- Havar Location within Iran
- Coordinates: 37°25′23″N 56°48′33″E﻿ / ﻿37.42306°N 56.80917°E
- Country: Iran
- Province: North Khorasan
- County: Samalqan
- District: Samalqan
- Rural District: Almeh

Population (2016)
- • Total: 180
- Time zone: UTC+3:30 (IRST)

= Havar =

Village in North Khorasan province, Iran

Havar (هاور) (Note: Also romanized as Hāvar) is a village in Almeh Rural District of Samalqan District in Samalqan County, (Note: Formerly Maneh and Samalqan County) North Khorasan province, Iran.

==Demographics==
===Population===
At the time of the 2006 National Census, the village's population was 228 in 56 households.

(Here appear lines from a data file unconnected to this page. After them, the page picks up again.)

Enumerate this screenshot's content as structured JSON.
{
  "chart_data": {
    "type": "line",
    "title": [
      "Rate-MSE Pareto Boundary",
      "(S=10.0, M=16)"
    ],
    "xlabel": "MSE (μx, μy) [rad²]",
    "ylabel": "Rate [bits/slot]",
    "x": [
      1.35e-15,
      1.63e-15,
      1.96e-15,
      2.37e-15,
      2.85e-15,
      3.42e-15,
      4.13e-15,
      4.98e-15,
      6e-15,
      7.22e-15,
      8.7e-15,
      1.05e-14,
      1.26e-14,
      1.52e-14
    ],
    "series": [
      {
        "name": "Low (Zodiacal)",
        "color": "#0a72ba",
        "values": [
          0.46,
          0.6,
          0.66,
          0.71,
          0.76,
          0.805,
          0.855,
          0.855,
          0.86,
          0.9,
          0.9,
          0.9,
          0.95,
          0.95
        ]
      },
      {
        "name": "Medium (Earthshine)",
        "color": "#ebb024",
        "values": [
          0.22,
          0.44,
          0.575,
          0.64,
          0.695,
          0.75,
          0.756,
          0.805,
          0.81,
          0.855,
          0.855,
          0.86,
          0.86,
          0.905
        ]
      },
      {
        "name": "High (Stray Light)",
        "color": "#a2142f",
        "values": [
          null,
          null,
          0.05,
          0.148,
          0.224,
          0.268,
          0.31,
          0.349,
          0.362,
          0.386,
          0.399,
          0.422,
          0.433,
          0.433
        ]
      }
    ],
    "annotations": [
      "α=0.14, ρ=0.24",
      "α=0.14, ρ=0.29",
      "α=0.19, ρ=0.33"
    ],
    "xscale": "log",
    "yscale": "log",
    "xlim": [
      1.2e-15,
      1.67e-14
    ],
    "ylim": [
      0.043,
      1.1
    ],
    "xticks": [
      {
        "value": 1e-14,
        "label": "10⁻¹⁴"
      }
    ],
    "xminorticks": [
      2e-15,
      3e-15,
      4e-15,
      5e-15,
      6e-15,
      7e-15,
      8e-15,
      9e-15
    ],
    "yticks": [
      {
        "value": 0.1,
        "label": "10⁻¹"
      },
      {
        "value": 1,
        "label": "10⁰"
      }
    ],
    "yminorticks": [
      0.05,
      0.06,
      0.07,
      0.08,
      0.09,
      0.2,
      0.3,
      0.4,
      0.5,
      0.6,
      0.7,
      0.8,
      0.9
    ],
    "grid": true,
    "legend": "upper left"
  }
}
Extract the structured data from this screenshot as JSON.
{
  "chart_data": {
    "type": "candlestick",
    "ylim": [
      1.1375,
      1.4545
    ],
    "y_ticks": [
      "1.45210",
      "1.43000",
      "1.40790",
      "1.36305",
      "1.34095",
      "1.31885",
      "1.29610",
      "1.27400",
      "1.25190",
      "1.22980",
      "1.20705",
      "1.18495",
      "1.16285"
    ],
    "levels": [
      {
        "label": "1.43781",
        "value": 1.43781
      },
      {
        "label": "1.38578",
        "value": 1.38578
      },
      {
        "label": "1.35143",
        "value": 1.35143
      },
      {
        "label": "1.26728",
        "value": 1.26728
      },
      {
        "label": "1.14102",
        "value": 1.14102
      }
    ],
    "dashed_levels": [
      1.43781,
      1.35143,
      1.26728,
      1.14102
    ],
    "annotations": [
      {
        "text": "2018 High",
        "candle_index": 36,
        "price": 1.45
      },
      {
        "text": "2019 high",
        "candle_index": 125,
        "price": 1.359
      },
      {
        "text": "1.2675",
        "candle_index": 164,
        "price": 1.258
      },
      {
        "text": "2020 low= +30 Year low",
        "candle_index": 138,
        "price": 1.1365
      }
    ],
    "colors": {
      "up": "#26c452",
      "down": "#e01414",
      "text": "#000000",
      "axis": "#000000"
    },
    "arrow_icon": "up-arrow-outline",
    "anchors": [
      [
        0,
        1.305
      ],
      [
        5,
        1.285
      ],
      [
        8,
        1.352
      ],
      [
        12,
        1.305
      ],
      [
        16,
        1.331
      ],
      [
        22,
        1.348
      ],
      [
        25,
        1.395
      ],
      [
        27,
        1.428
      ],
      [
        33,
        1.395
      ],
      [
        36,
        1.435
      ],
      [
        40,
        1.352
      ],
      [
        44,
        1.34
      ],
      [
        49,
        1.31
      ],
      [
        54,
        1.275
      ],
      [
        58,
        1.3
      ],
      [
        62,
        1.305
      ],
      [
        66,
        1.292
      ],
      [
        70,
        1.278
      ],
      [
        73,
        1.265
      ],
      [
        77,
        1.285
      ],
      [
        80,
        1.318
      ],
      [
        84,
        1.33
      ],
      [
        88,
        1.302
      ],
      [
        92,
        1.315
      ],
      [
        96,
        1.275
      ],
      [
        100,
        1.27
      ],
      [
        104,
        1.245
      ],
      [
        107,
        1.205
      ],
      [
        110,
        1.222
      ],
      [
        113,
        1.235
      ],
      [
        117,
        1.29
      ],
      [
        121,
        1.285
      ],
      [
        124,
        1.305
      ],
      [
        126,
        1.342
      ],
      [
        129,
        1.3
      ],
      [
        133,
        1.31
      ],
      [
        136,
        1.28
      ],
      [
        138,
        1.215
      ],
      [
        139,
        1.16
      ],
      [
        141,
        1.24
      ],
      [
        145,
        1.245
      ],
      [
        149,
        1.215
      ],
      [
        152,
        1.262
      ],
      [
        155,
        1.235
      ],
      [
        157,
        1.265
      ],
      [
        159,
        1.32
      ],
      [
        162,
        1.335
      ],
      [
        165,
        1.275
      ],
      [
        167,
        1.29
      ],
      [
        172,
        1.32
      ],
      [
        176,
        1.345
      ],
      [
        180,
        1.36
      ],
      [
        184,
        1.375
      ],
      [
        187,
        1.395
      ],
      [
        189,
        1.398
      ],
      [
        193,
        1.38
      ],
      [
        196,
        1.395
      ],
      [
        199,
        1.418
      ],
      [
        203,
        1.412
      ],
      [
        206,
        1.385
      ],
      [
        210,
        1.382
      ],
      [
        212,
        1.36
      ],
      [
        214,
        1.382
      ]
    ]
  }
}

The following census in 2011 counted 189 people in 48 households. The 2016 census measured the population of the village as 180 people in 48 households.

==Overview==

Havar is noteworthy for marking the easternmost extremity of the highly biodiverse Caspian Hyrcanian mixed forests—most of which are to be found fringing the Caspian Sea. The spur of forest that Havar shares with the villages of Jowzak, Darkesh, and Kashanak owes its extension into the more arid regions to the east of the Caspian Sea to the trapping of moisture from the body of water by the Aladagh Mountains, which form an extension at lower altitude of the Alborz mountains to the west.

This forested area lies within the Khorasani Kurdish region of northeastern Iran and southwestern Turkmenistan. The only substantial settlement close to Havar and its neighboring villages is Bojnord, the capital of North Khorasan province.